The deal is considered one of the most significant SAF supply contracts globally, and its the largest SAF volume to be delivered to SFO since the airport last year announced to bring the alternative fuel to its operations.
Lufthansa and other global airlines have been testing alternative fuels over the past dozen years, with biofuels having been the norm for quite a while. In 2008, Virgin Atlantic became the first commercial airline to fly a blend of the fuels. International Air Transport Association (IATA) expects about 1 million flights in 2020 to be fueled by a blend of traditional jet fuel with alternatives.
IATA, and the aviation industry as a whole, took SAF as the official name in recent years. While biofuels come from plant or animal biomaterials, SAF includes biofuels and other alternative sources. The standard requires that SAF can be safely mixed with conventional jet fuel to varying degrees; and airlines can use the same fueling infrastructure and the fuel does not require adaptation of aircrafts or their engines.
Shell sees aviation as a significant energy sector to stay ahead of the game. That fuel market is expected to grow from its current market value at around $160 billion to over $325 billion by 2026. The latest study by Global Market Insights, Inc., states that growth will be driven by rising construction and expansion of airports, along with rising production and delivery of aircrafts.

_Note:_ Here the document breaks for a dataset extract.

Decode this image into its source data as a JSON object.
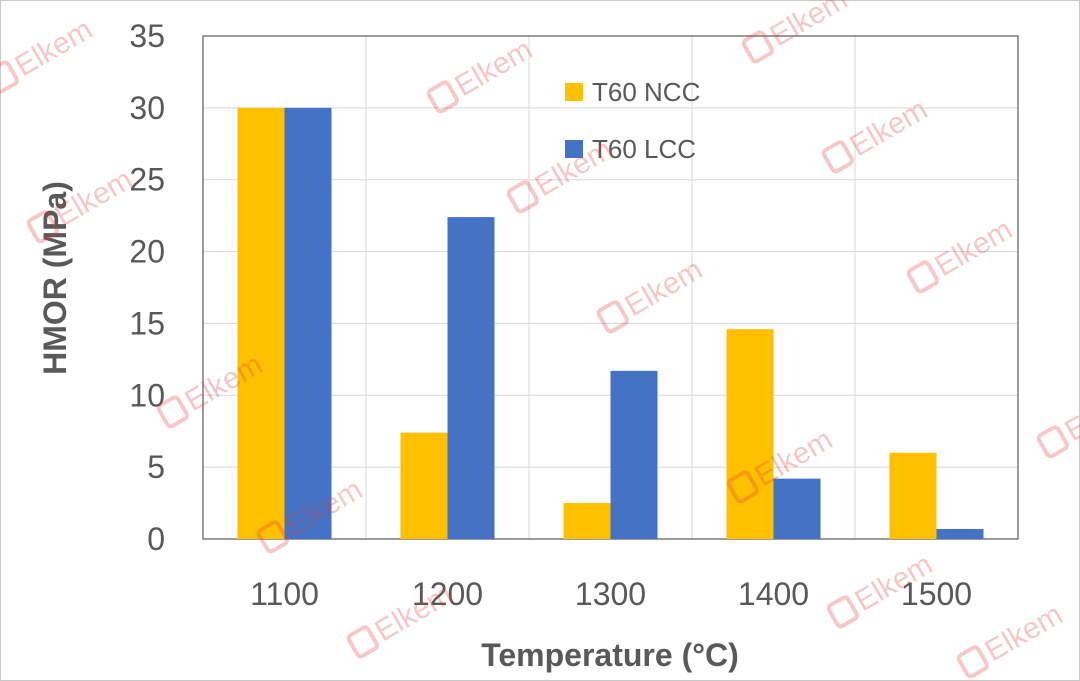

The study also points to rising pressure from regulatory agencies, and support from aviation industry participants, to further the expand its market share. An example cited by Global Markets Insights is a 2019 $1.7 million grant from the US Dept. of Energy sent to the Fuel Laboratory of Renewable Energy for accelerating the development of sustainable aviation fuel.
Shell is one of several energy giants competing in the jet fuel market cited in the study — along with BP, Gazprom, Reliance Petroleum, and state-run Indian Oil Corp. More strategic partnerships have been taking place to expand presence in the market. In November 2019, BP signed an agreement with Sonangol for expanding its business in Angola.
International Energy Agency (IEA), in its latest annual World Energy Outlook, included aviation fuel as a growth segment energy companies will need to consider as ground transportation fuel will see decline. Global oil demand is expected to peak in the mid-2020s and flatten out in the 2030s.
“Oil demand for long-distance freight, shipping and aviation, and petrochemicals continues to grow. But its use in passenger cars peaks in the late 2020s due to fuel efficiency improvements and fuel switching, mainly to electricity,” the IEA report concludes.
Commercial carriers in freight, shipping, and aviation, are all facing increasingly stringent government mandates on emissions reductions and reliance on petro-fuels. Shipping carriers are now facing the International Maritime Organization’s new regulation on sulfur emissions — which is expected to impact fuel prices and the economics of transportation.